This editorial aims to shed light on the spectrum of neurological symptoms experienced by patients, explore the potential mechanisms behind these manifestations, and discuss the long-term implications for individuals and healthcare systems. Understanding these neurological effects is crucial for providing comprehensive care to those affected and preparing healthcare systems and societies for these challenges and future pandemics.

Neurological symptoms can manifest not only in individuals with severe COVID-19 but also in mild cases. These manifestations vary from relatively mild symptoms such as anosmia, ageusia, and headaches, which are often holocranial, hemicranial, or occipital, pressing, to a myriad of severe central and peripheral nervous system complications such as impairment of consciousness, Guillain-Barré syndrome and its variants, movement disorders, spinal cord involvement, acute disseminated encephalomyelitis, neuromyelitis optica spectrum disorder, ischemic and hemorrhagic stroke, including cerebral venous thrombosis, posterior reversible encephalopathy syndrome, seizure, and encephalopathy among others.1–13

According to a study published in the JAMA Netw Open that included more than 3700 adults hospitalized with clinically diagnosed or laboratory-confirmed COVID-19 at 28 centers representing 13 countries and four continents, 82% had any neurological manifestation (self-reported neurological symptoms and/or clinically captured neurological sign and/or syndrome), which were associated with higher in-hospital mortality.13 The most common self-reported symptoms included headache (37%) and anosmia or ageusia (26%).13 The most prevalent neurological signs and/or syndromes were acute encephalopathy (49%), coma (17%), and stroke (6%), while meningitis and/or encephalitis were infrequent (0.5%).13 The presence of clinically captured neurologic signs and/or syndromes was associated with an increased risk of in-hospital death.

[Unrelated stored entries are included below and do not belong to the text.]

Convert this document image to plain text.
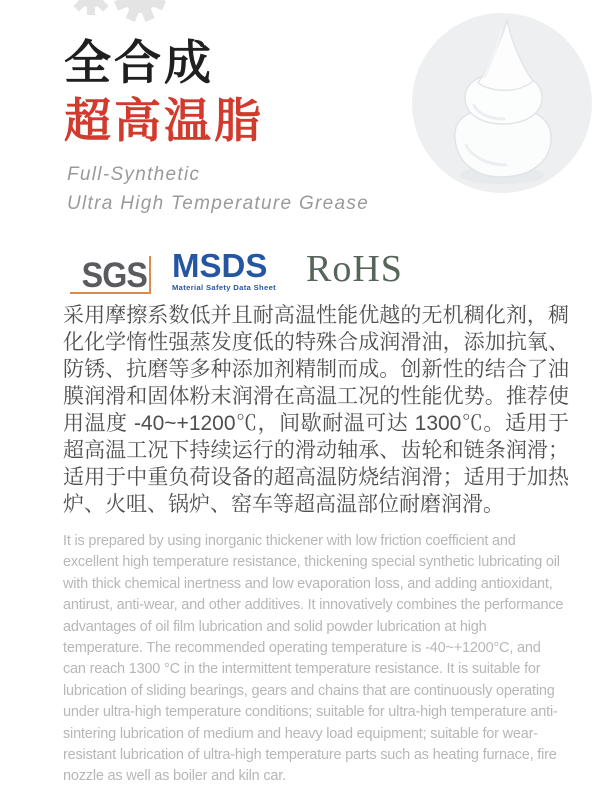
全合成
超高温脂
Full-Synthetic
Ultra High Temperature Grease
SGS MSDS
Material Safety Data Sheet RoHS

采用摩擦系数低并且耐高温性能优越的无机稠化剂，稠化化学惰性强蒸发度低的特殊合成润滑油，添加抗氧、防锈、抗磨等多种添加剂精制而成。创新性的结合了油膜润滑和固体粉末润滑在高温工况的性能优势。推荐使用温度 -40~+1200℃，间歇耐温可达 1300℃。适用于超高温工况下持续运行的滑动轴承、齿轮和链条润滑；适用于中重负荷设备的超高温防烧结润滑；适用于加热炉、火咀、锅炉、窑车等超高温部位耐磨润滑。

It is prepared by using inorganic thickener with low friction coefficient and excellent high temperature resistance, thickening special synthetic lubricating oil with thick chemical inertness and low evaporation loss, and adding antioxidant, antirust, anti-wear, and other additives. It innovatively combines the performance advantages of oil film lubrication and solid powder lubrication at high temperature. The recommended operating temperature is -40~+1200°C, and can reach 1300 °C in the intermittent temperature resistance. It is suitable for lubrication of sliding bearings, gears and chains that are continuously operating under ultra-high temperature conditions; suitable for ultra-high temperature anti-sintering lubrication of medium and heavy load equipment; suitable for wear-resistant lubrication of ultra-high temperature parts such as heating furnace, fire nozzle as well as boiler and kiln car.
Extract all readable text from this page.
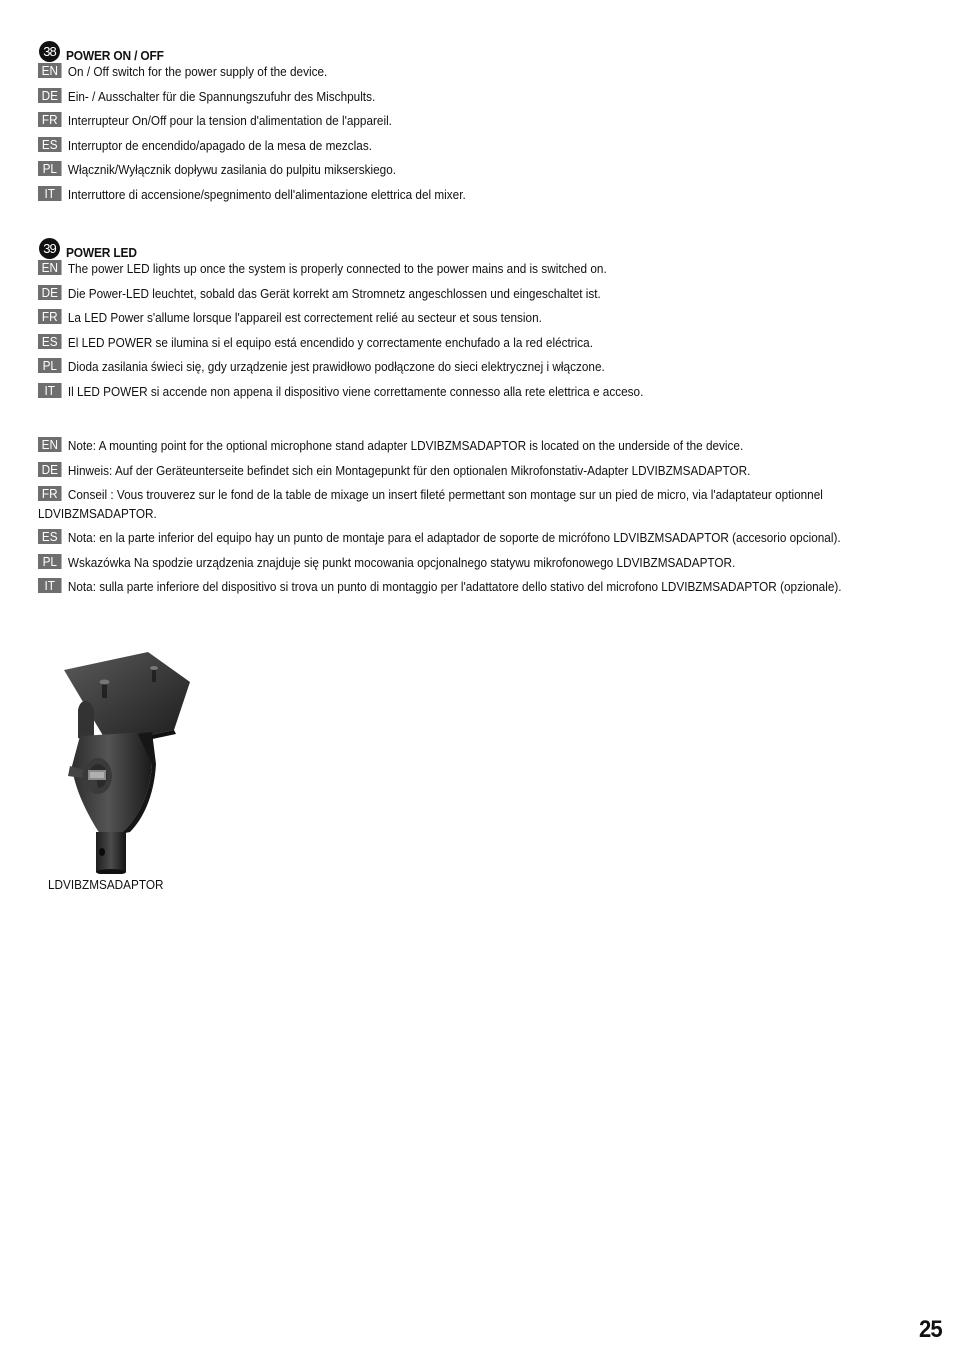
38 POWER ON / OFF
EN On / Off switch for the power supply of the device.
DE Ein- / Ausschalter für die Spannungszufuhr des Mischpults.
FR Interrupteur On/Off pour la tension d'alimentation de l'appareil.
ES Interruptor de encendido/apagado de la mesa de mezclas.
PL Włącznik/Wyłącznik dopływu zasilania do pulpitu mikserskiego.
IT Interruttore di accensione/spegnimento dell'alimentazione elettrica del mixer.
39 POWER LED
EN The power LED lights up once the system is properly connected to the power mains and is switched on.
DE Die Power-LED leuchtet, sobald das Gerät korrekt am Stromnetz angeschlossen und eingeschaltet ist.
FR La LED Power s'allume lorsque l'appareil est correctement relié au secteur et sous tension.
ES El LED POWER se ilumina si el equipo está encendido y correctamente enchufado a la red eléctrica.
PL Dioda zasilania świeci się, gdy urządzenie jest prawidłowo podłączone do sieci elektrycznej i włączone.
IT Il LED POWER si accende non appena il dispositivo viene correttamente connesso alla rete elettrica e acceso.
EN Note: A mounting point for the optional microphone stand adapter LDVIBZMSADAPTOR is located on the underside of the device.
DE Hinweis: Auf der Geräteunterseite befindet sich ein Montagepunkt für den optionalen Mikrofonstativ-Adapter LDVIBZMSADAPTOR.
FR Conseil : Vous trouverez sur le fond de la table de mixage un insert fileté permettant son montage sur un pied de micro, via l'adaptateur optionnel LDVIBZMSADAPTOR.
ES Nota: en la parte inferior del equipo hay un punto de montaje para el adaptador de soporte de micrófono LDVIBZMSADAPTOR (accesorio opcional).
PL Wskazówka Na spodzie urządzenia znajduje się punkt mocowania opcjonalnego statywu mikrofonowego LDVIBZMSADAPTOR.
IT Nota: sulla parte inferiore del dispositivo si trova un punto di montaggio per l'adattatore dello stativo del microfono LDVIBZMSADAPTOR (opzionale).
LDVIBZMSADAPTOR
25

Of interest was that the presence of preexisting neurological disorders was associated with an increased risk of developing neurological signs and/or syndromes with COVID-19.13

These figures underscore the importance of recognizing and addressing neurological manifestations of COVID-19, not only in the acute phase but also long after the acute phase of the infection. They also highlight the need for further research into understanding the mechanisms behind these symptoms, their long-term implications, and the development of effective treatment strategies to manage these neurological effects in patients.

While diverse and complex, the neurological manifestations of COVID-19 are thought to arise from several potential mechanisms through which the virus impacts the nervous system. Understanding these mechanisms is crucial for developing targeted treatments and supporting recovery in affected patients.

One primary mechanism is the direct viral invasion of the nervous system. The SARS-CoV-2 virus may enter the brain through the olfactory nerve, the nerve responsible for the sense of smell, which may explain the common symptom of anosmia in COVID-19 patients.1 Once in the central nervous system, the virus may cause inflammation and damage neural tissues, leading to neurological symptoms.1 However, in contrast to this hypothesis, few studies have confirmed the presence of SARS-CoV-2 antigens in brain tissue samples.14

Another mechanism involves the immune response to the infection.1 In some patients, COVID-19 triggers an excessive immune reaction known as a cytokine storm.1 This hyperactive immune response can lead to inflammation throughout the body, including the brain, and is associated with neurological complications such as encephalitis and acute disseminated encephalomyelitis.1

The virus also affects the vascular system, leading to blood clotting abnormalities.1,13 This can result in strokes, even in younger patients and those without traditional stroke risk factors.1,13

Additionally, the systemic effects of COVID-19, such as hypoxic/ischemic alterations, can indirectly harm the brain.14 It is known that prolonged periods of hypoxia can lead to cognitive issues like memory problems and difficulty concentrating.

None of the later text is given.